After the Supreme Court refused Cox’s petition to access an emergency abortion in Texas, two attorneys approached the Texas Medical Board seeking clarification on what constitutes a medical exemption under the state’s abortion laws.

“The downside risks of performing (an abortion) in an uncertain world are, you can lose everything, including your freedom, for 99 years,” said Steve Bresnen, one of the lawyers who filed the petition for board guidance. “Physicians and hospitals need the state to tell them, ‘Here’s what this exception means, and here’s how you go about making sure that you’re acting within the exception so it minimizes your legal risk.’”

In March, the Texas Medical Board issued a guidance outlining its process for investigating complaints related to prohibited abortions.

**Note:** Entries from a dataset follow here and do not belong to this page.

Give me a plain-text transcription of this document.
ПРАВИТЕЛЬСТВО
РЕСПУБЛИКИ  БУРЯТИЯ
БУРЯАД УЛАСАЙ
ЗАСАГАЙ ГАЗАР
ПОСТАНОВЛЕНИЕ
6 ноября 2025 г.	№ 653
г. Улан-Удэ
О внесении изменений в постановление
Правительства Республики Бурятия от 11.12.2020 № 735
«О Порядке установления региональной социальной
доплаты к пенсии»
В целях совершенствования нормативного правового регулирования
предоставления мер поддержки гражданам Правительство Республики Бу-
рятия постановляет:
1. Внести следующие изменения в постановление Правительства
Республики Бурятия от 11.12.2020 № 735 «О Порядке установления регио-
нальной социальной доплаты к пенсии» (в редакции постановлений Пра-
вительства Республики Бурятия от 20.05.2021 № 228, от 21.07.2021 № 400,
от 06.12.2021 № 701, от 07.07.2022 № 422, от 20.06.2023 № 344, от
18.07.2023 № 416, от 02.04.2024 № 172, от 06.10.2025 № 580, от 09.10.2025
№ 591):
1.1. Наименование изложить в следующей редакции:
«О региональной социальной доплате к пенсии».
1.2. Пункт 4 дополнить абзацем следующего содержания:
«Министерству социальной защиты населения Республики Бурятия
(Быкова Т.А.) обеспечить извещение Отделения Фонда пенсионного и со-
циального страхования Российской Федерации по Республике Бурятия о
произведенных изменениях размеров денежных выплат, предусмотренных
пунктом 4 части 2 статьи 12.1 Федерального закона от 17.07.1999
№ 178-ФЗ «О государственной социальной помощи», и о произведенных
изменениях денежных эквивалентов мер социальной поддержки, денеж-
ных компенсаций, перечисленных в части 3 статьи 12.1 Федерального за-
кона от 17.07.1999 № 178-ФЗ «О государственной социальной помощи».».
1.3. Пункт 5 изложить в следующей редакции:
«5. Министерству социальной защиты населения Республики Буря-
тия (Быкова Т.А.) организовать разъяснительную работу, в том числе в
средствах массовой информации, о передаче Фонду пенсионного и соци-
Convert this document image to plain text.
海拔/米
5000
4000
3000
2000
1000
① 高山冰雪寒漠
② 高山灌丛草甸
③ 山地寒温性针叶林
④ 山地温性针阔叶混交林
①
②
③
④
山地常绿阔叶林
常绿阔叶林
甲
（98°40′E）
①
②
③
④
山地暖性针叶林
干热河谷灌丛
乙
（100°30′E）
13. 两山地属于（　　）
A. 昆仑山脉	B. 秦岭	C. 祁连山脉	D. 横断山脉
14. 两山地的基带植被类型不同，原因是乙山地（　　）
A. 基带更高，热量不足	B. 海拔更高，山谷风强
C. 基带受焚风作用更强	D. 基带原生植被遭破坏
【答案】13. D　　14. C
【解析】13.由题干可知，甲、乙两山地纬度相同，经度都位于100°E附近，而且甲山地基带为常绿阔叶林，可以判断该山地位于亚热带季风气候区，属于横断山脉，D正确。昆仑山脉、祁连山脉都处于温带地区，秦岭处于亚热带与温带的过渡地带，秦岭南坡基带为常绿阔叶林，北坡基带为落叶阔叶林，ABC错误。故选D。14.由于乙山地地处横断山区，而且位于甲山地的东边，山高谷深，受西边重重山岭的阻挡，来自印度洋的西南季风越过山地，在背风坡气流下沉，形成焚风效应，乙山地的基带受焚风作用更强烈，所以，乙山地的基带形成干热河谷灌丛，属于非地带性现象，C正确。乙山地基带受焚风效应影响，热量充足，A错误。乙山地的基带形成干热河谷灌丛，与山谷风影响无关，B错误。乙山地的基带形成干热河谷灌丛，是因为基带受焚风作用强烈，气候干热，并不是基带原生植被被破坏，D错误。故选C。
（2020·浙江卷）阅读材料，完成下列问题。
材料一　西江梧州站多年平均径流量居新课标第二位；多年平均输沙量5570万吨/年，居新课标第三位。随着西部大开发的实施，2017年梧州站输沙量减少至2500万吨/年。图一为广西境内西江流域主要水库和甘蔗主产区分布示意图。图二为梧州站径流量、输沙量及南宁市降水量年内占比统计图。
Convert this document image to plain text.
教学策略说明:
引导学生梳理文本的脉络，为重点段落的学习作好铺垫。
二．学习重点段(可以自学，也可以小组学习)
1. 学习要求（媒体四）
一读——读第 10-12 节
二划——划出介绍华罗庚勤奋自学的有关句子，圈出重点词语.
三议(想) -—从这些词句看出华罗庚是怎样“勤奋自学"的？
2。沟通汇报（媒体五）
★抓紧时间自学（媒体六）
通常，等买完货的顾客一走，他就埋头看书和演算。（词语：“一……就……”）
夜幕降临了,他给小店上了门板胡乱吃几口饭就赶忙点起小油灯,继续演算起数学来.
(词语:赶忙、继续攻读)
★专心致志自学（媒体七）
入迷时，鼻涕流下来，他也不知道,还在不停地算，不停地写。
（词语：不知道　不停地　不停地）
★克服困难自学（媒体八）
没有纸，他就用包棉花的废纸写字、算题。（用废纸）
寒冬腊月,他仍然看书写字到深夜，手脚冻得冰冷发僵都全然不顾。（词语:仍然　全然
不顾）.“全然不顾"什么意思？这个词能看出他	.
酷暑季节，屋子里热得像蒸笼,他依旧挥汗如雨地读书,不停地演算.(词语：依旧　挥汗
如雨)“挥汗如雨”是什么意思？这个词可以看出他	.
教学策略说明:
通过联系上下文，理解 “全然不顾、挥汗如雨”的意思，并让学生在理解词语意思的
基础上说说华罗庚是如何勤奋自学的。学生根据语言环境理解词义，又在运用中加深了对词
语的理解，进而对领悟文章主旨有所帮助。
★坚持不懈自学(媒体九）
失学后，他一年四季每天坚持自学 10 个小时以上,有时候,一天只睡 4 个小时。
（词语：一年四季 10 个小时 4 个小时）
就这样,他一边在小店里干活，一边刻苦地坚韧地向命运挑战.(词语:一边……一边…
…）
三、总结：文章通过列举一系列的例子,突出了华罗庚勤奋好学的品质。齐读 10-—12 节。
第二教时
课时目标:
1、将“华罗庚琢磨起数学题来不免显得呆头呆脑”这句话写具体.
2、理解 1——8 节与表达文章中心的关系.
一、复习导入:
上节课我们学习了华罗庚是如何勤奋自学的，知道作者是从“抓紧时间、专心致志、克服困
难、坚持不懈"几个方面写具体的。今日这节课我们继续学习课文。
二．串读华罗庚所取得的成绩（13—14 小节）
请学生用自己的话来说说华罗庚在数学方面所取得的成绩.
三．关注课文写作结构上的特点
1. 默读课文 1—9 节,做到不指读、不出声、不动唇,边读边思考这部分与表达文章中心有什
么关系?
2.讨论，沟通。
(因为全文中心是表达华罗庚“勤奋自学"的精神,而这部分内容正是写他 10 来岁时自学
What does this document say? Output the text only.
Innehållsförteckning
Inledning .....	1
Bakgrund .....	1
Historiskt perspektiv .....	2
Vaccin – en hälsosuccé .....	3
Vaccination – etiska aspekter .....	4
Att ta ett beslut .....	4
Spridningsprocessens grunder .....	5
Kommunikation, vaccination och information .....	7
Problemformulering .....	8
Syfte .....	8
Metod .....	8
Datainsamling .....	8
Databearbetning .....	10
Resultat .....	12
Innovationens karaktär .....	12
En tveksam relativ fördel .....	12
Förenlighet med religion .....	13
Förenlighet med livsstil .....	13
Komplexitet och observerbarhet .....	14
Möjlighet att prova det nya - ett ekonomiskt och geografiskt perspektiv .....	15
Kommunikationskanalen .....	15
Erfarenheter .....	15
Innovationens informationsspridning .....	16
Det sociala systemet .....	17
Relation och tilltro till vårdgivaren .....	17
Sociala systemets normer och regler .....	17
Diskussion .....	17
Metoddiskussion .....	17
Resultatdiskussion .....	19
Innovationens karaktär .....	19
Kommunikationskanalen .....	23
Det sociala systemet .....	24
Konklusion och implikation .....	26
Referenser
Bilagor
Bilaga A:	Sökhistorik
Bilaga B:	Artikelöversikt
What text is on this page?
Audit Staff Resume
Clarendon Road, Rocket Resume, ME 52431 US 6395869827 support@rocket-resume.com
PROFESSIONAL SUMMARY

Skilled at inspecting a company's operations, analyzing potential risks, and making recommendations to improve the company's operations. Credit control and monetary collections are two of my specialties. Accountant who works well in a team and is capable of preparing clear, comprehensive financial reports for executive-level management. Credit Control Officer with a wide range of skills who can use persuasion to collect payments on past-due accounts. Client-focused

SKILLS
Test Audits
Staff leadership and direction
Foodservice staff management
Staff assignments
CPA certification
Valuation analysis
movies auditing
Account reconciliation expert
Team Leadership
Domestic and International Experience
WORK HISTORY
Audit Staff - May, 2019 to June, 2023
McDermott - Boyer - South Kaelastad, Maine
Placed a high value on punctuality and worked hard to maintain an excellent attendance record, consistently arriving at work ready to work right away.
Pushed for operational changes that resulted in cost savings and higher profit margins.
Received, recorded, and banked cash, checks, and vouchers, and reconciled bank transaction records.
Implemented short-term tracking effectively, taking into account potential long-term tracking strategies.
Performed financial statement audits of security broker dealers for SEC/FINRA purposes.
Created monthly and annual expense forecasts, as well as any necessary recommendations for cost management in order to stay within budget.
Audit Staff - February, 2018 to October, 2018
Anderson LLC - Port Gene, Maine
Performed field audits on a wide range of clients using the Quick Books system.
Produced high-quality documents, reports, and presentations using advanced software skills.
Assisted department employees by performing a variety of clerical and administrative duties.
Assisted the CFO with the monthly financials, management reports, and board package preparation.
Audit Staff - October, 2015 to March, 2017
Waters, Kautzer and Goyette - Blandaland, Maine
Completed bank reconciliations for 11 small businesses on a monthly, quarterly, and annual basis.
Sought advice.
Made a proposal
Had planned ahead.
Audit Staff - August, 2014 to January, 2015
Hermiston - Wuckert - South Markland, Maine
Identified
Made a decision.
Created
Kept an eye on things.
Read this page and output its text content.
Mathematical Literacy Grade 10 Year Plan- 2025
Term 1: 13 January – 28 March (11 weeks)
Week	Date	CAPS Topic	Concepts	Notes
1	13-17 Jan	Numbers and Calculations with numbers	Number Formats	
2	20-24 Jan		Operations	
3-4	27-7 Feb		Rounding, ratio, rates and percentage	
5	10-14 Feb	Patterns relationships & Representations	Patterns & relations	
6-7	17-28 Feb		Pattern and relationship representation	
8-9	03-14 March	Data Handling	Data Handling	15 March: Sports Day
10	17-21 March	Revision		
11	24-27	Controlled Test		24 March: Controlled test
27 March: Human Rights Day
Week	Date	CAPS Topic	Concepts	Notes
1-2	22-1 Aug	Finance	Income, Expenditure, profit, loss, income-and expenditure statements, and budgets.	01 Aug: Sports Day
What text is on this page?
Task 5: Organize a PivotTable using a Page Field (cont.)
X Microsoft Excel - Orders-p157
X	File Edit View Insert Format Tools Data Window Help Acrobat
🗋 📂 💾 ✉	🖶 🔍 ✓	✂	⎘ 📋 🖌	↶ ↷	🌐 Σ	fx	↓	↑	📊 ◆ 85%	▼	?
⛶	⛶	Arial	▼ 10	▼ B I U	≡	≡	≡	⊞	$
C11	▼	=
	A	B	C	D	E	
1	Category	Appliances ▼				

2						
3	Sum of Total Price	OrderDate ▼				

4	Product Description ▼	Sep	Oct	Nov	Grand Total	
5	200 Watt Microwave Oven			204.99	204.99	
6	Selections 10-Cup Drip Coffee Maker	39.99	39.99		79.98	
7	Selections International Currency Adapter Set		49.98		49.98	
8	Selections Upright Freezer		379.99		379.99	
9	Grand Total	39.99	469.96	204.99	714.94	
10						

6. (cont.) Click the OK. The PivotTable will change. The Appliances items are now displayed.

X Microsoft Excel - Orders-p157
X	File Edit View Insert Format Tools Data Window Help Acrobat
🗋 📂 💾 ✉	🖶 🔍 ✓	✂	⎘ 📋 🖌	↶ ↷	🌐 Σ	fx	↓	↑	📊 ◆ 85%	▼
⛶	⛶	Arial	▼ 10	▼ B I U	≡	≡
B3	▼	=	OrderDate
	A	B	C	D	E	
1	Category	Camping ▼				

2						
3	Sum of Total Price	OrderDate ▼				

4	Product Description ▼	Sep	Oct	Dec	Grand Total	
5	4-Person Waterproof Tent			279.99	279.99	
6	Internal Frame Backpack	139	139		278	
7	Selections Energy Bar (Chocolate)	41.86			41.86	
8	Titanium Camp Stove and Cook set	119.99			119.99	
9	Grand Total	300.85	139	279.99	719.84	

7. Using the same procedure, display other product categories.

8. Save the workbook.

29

The board’s proposed rule defines a “medical emergency” as “a life threatening condition aggravated by, caused by or arising from a pregnancy that is certified by a physician places the woman in danger of death or a serious impairment or a major bodily function unless an abortion is performed.” However, the rule was criticized for not including a list of specific exceptions to the abortion ban.

The rule also requires doctors to document “whether there was adequate time to transfer the patient, by any means available to a facility or physician with a higher level of care or expertise to avoid performing an abortion.” The Bresnens emphasized in a statement to the Texas Tribune that requiring doctors to document whether there was time to transfer a patient to another facility could lead to delayed care and detrimentally impact pregnant patients.

“Nothing in Texas law requires a female whose pregnancy threatens her life or major bodily functions to be transferred,” the Bresnens told the Texas Tribune. “At any time she meets those criteria, a physician is authorized to perform an abortion and it’s up to her to decide whether the risks of delay outweigh any other consideration.”

Transferring and airlifting patients out of state to access emergency abortions has been under increased scrutiny after the Supreme Court oral arguments this week in Idaho v. United States. Since Idaho’s extreme abortion ban went into effect, the state’s largest hospital system has noted a significant surge in pregnant people requiring flights out of Idaho to access abortion services. Since January, at least six patients have had to be airlifted to neighboring states for emergency abortion care. “If we annualize that, we can anticipate up to 20 patients needing out of state care this year alone,” said Dr. Jim Souza, chief physician at St. Luke’s Health System.

Transporting patients to neighboring states not only unnecessarily drains hospital resources but also poses significant risks to the patients’ well-being. “Putting somebody in a whirlybird and flying them to another state creates an obvious delay in care,” Souza said. “If she is in transit and begins hemorrhaging very quickly, the resources you have are no longer the resources of a tertiary care center. They’re the resources of a helicopter.”

The Texas Medical Board is currently reviewing public feedback and intends to finalize the proposal either during or following its June meeting.